TU- 25 adetle başladım, 41 çeşide ulaştık. Muzdan, kavuna kadar. Dükkanda kahvaltı servisi yapmaya başladık. Reçeller çok beğenildi, tuttu. ‘Ben bunları otellere satarım’ dedim. Ama hepsi üretim iznini soruyor, tabi o sırada yok. Annemlerin yayla evinde küçük bir dükkan var, orayı üretim yerine çevirdik; üretim iznini aldık. Katkısız ve özel yapım olduğu için bir çok otele lüks geldi ama bir otelde şef görsün dediler: Şef de Ali Ronay! Kendisiyle tanışmam hayat akışımı değiştirdi. Ali şef çok önemli bir şef. Ben de onun yakasını bırakmadım.

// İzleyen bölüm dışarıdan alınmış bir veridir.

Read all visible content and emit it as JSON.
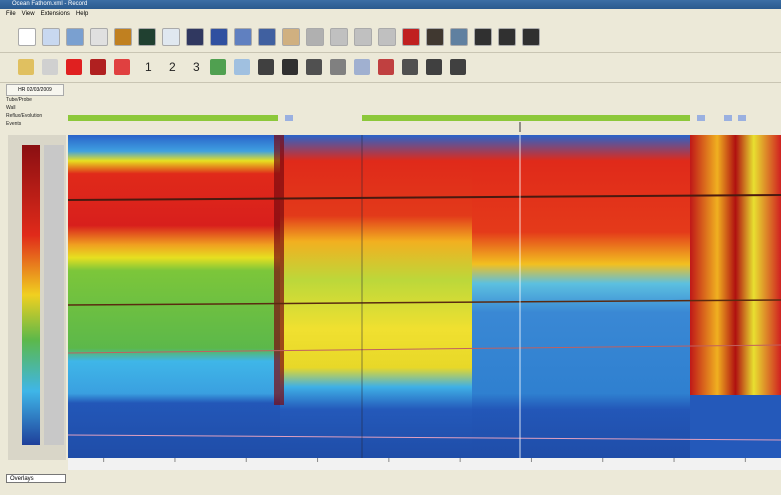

Bana aşçılığı öğretti. Bir gün Ali şefin evinde karakalem Anadolu resmini gördüm, ‘bu ne abi?’ dedim. ‘Bizim özümüz, bizim bunu öğrenmemiz gerek’ dedi. O an karar verdim ve her şeyi yerinde öğrenmeye başladım. Mesela ‘kelle en iyi nerde yapılır? Sivas’ta!’ atlıyorum oraya gidiyorum, yerinde öğreniyorum. Atık mutfağın nasıl olması gerektiğini öğrendim hatta yıllar sonra FAO ile bir senelik proje yaptık: ‘Gıdanı Koru Sofrana Sahip Çık’ kampanyasını gerçekleştirdik. Bu arada şube dükkanlar açıyorum. Alaçatı’da balıkçı açtım. Dünyada gastronominin başkenti neresi Lyon! Neden Lyon? Atlayıp gidiyorum, yerinde görüyorum…Bir buçuk ay kalıp inceliyorum.
KENDİME YATIRIM YAPIYORUM
*Kazancın akıyorken yatırım yapmayı düşünmedin mi?
TU- Yapsam ne olur? depremde gördük! Kendime yatırım yapıyorum çünkü devam eden sensin .
Hayatımda aldığım önemli kararlardan biri de 2016 yılındaydı ya kendime yatırım yapmam lazım ya da dükkanlarıma...Dükkanlara yatırım yapmak için sermaye gerekli ve eğer sermayeniz kuvvetli değilse en az 20 yıllık bir süreç isteyen yatırım olması gerekiyor. Bu durumda ‘ben dükkanlara yatırım yapmayı bırakayım, hatta dükkanları kapatayım, kendime yatırım yapayım’ dedim. Sonra gittim oyunculuk eğitimi aldım.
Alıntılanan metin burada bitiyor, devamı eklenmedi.